An older, 11-story building next door to 2211 Michelson sold for about $112 million in the summer of 2007, near the peak of the commercial real estate market. That 230,615-square-foot building, at 18301 Von Karman Ave., sold for about $486 per square foot, but saw the buyer, Chicago-based Hearn Co. default on the loan last year.
The building now is owned by an affiliate of Newport Beach-based KBS Realty Advisors, which had invested in the loan.
18301 Von Karman’s one of several Irvine offices that’s faced loan issues in the past
few years.
One of those is the four-building, former Washington Mutual campus now known as Quintana, which will likely be the next big local property to be sold.

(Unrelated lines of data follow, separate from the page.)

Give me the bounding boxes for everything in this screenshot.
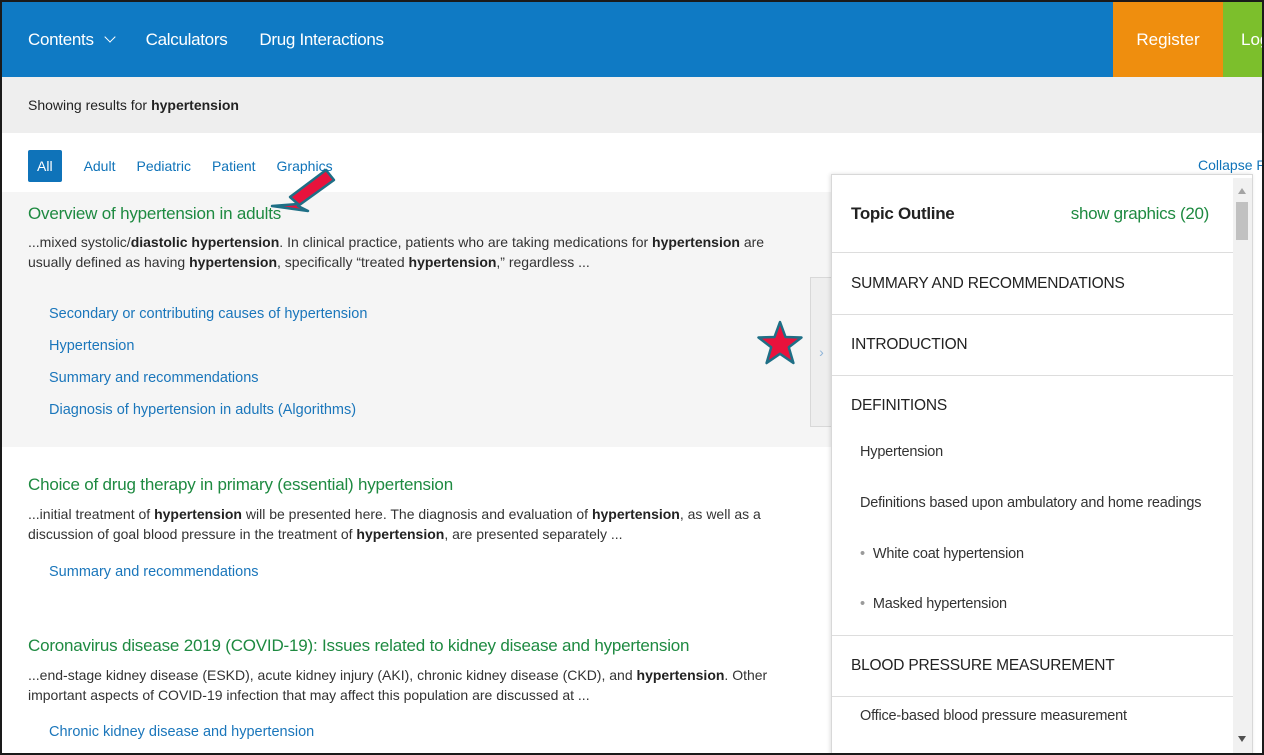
snippet-highlight: diastolic hypertension	[130, 234, 280, 250]
outline-subitem-label: Masked hypertension	[872, 596, 1007, 612]
red-arrow-icon	[270, 168, 336, 213]
result-sublink[interactable]: Hypertension	[49, 338, 134, 354]
outline-subitem-label: White coat hypertension	[872, 546, 1024, 562]
topic-outline-panel: Topic Outline show graphics (20) SUMMARY…	[831, 174, 1253, 753]
nav-contents-label: Contents	[28, 29, 94, 49]
snippet-text: ...initial treatment of	[28, 506, 155, 522]
nav-drug-interactions[interactable]: Drug Interactions	[259, 30, 384, 50]
snippet-highlight: hypertension	[154, 506, 242, 522]
search-summary-prefix: Showing results for	[28, 97, 148, 113]
nav-contents[interactable]: Contents	[28, 29, 116, 50]
outline-subitem[interactable]: Office-based blood pressure measurement	[860, 708, 1127, 724]
top-nav: Contents Calculators Drug Interactions R…	[2, 2, 1262, 77]
register-button[interactable]: Register	[1113, 2, 1223, 77]
search-result: Choice of drug therapy in primary (essen…	[2, 472, 832, 592]
outline-header: Topic Outline show graphics (20)	[832, 175, 1237, 253]
scroll-up-arrow-icon[interactable]	[1238, 188, 1246, 194]
result-sublink[interactable]: Summary and recommendations	[49, 370, 259, 386]
tab-all[interactable]: All	[28, 150, 62, 182]
outline-title: Topic Outline	[851, 203, 955, 223]
result-sublink[interactable]: Secondary or contributing causes of hype…	[49, 306, 367, 322]
snippet-text: , specifically “treated	[277, 254, 409, 270]
chevron-down-icon	[103, 31, 116, 43]
show-graphics-link[interactable]: show graphics (20)	[1071, 204, 1210, 224]
red-star-icon	[757, 320, 803, 365]
snippet-highlight: hypertension	[189, 254, 278, 270]
snippet-text: . In clinical practice, patients who are…	[279, 234, 653, 250]
snippet-text: ,” regardless ...	[496, 254, 590, 270]
result-snippet: ...mixed systolic/diastolic hypertension…	[28, 232, 808, 272]
scroll-thumb[interactable]	[1236, 202, 1248, 240]
outline-section[interactable]: INTRODUCTION	[832, 315, 1237, 376]
tab-pediatric[interactable]: Pediatric	[136, 158, 190, 174]
bullet-icon: •	[860, 546, 865, 562]
result-title[interactable]: Choice of drug therapy in primary (essen…	[28, 475, 453, 495]
snippet-highlight: hypertension	[356, 526, 445, 542]
result-title[interactable]: Coronavirus disease 2019 (COVID-19): Iss…	[28, 636, 689, 656]
outline-section[interactable]: BLOOD PRESSURE MEASUREMENT	[832, 635, 1237, 697]
outline-section[interactable]: DEFINITIONS	[832, 376, 1237, 436]
outline-subitem[interactable]: • Masked hypertension	[860, 596, 1007, 612]
result-title[interactable]: Overview of hypertension in adults	[28, 204, 281, 224]
snippet-highlight: hypertension	[636, 667, 725, 683]
search-query: hypertension	[151, 97, 239, 113]
snippet-highlight: hypertension	[652, 234, 740, 250]
scroll-down-arrow-icon[interactable]	[1238, 736, 1246, 742]
nav-calculators[interactable]: Calculators	[146, 30, 228, 50]
outline-subitem[interactable]: Hypertension	[860, 444, 943, 460]
outline-toggle-handle[interactable]: ›	[810, 277, 832, 427]
snippet-text: ...mixed systolic/	[28, 234, 131, 250]
snippet-text: will be presented here. The diagnosis an…	[241, 506, 592, 522]
snippet-highlight: hypertension	[591, 506, 680, 522]
chevron-right-icon: ›	[819, 344, 824, 360]
outline-subitem[interactable]: • White coat hypertension	[860, 546, 1024, 562]
result-snippet: ...end-stage kidney disease (ESKD), acut…	[28, 665, 808, 705]
collapse-results-link[interactable]: Collapse Re	[1198, 157, 1262, 173]
outline-scrollbar[interactable]	[1233, 178, 1252, 753]
bullet-icon: •	[860, 596, 865, 612]
search-summary-bar: Showing results for hypertension	[2, 77, 1262, 133]
result-sublink[interactable]: Chronic kidney disease and hypertension	[49, 724, 314, 740]
snippet-text: , are presented separately ...	[444, 526, 623, 542]
tab-adult[interactable]: Adult	[84, 158, 116, 174]
app-frame: Contents Calculators Drug Interactions R…	[0, 0, 1264, 755]
snippet-text: ...end-stage kidney disease (ESKD), acut…	[28, 667, 637, 683]
search-result: Coronavirus disease 2019 (COVID-19): Iss…	[2, 634, 832, 753]
result-sublink[interactable]: Summary and recommendations	[49, 564, 259, 580]
outline-section[interactable]: SUMMARY AND RECOMMENDATIONS	[832, 253, 1237, 315]
login-button[interactable]: Log	[1223, 2, 1262, 77]
tab-patient[interactable]: Patient	[212, 158, 256, 174]
search-result: Overview of hypertension in adults ...mi…	[2, 192, 832, 447]
result-sublink[interactable]: Diagnosis of hypertension in adults (Alg…	[49, 402, 356, 418]
result-snippet: ...initial treatment of hypertension wil…	[28, 504, 808, 544]
snippet-highlight: hypertension	[408, 254, 497, 270]
outline-subitem[interactable]: Definitions based upon ambulatory and ho…	[860, 495, 1201, 511]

Cole’s Cushman & Wakefield team is handling the receivership-facilitated sale, which saw former owner Maguire default on its loans last year.
Bids for the four-building property are due later this month. Cole said the high price paid for 2211 Michelson “absolutely helps” with the marketing for Quintana, which is a few blocks away at Von Karman Avenue and Main Street.
An asking price for the campus, which counts about a 30% occupancy rate as Washington Mutual Inc. (and later JPMorgan Chase & Co.) cut back local operations, hasn’t been disclosed.
Sources not involved in the sale expect the 414,595-square-foot property to sell for $65 million to $75 million.